How to Help Your Child Process the Past


Adoptive parents are very good about painting the rosy picture—how they came to be families, how they love theirTree Owl Collage children. Parents do this to claim their children. The also do this because as an adoptive family they are in the position of having to validate their family to extended family, friends and strangers. But often, they can come up short with the discussing details of their child’s birth history with their child.

The child who has been adopted is entitled to the details of his or her birth history (what you know, not what you surmise). Naturally, a child’s parent wants to protect their child from any information, but in doing so they are being dishonest. They are not building a relationship based on trust and respect. By not being forthcoming, the parent(s) can cause their child to become angry because they feel betrayed. Issues with self-esteem can multiply, because the child feels they must have been bad to be given up by their birth mother/parents/family. 

Your child will most likely begin to dig for more detail of his or her past. It’s only natural that he or she does so because this is part of the process of establishing identity. This information may be the missing puzzle pieces for your child—the information they need to figure out who they are, further the grieving process, and/or have the ability to gain control over how they wish to live their life.

If your child doesn’t come right out and ask it doesn’t mean he or she isn’t thinking about it. Your child not asking doesn’t give you permission to not talk about it. So, as far as talking about the details, it’s not a matter of if, but when.

How do your share the less than savory or difficult details of your child’s circumstances with him or her?

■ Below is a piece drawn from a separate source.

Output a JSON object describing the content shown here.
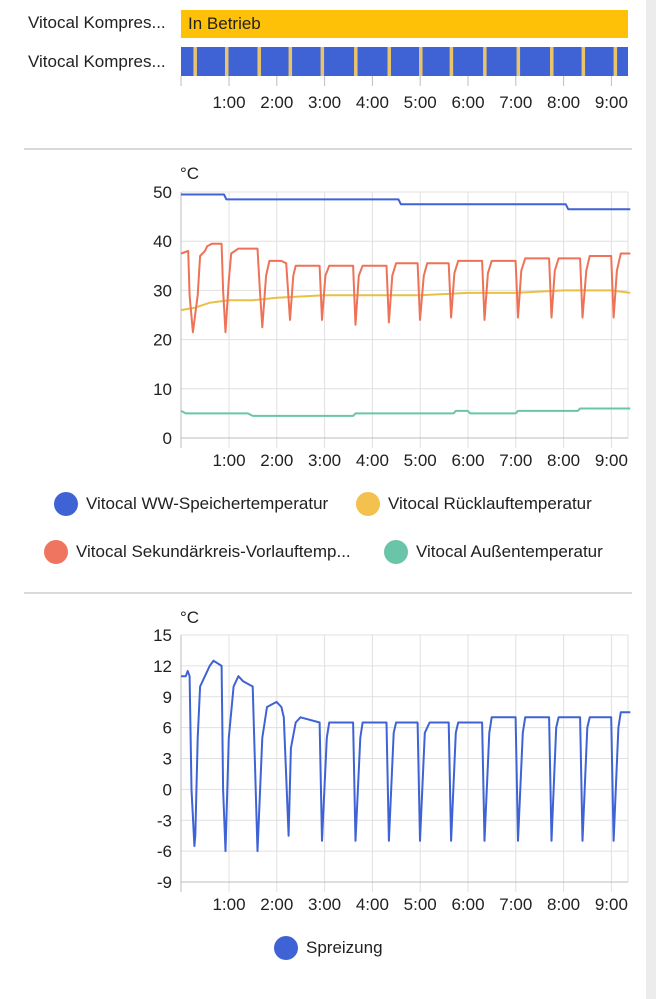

Topics like physical and/or emotional abuse, neglect, poverty, drug and/or alcohol abuse, rape, incest, physical and/or mental health issues, abandonment?

  • Be clear that you are open and want to talk.
  • Make sure your child understands that you value their opinion.
  • Control your emotions. Think over what you want to say and how you feel about it. Then address how you feel and work through it before talking to your child, because your child’s radar is set on high. They are looking for signs that you disapprove of or are uncomfortable with the circumstance about their birth history.
  • Make sure your child is emotionally and intellectually mature to understand what information you are sharing, typically somewhere in the early teen years. Prior to that use age appropriate language catered to their developmental stage.
  • Be honest. Share all information.
  • If your child is distancing themselves from you, make repeated attempts. Go the indirect route, finding and using resourses that support your child; i.e. movies, books or websites.
  • Assure your child that talking about adoption and their birth history doesn’t make them disloyal to you.
  • Help your child with the words to articulate how they feel.
  • Help your child find connections to their past and their heritage.
  • Work with a therapist trained in adoption issues if you see signs of adoption-related stress.
  • Every talk you have with your child about adoption is a building block for future talks.  Begin early. Make sure you continue to walk with your child as they deal with what having been adopted means.

Parents: What else do you think you should consider before sharing difficult circumstances in adoption with your child?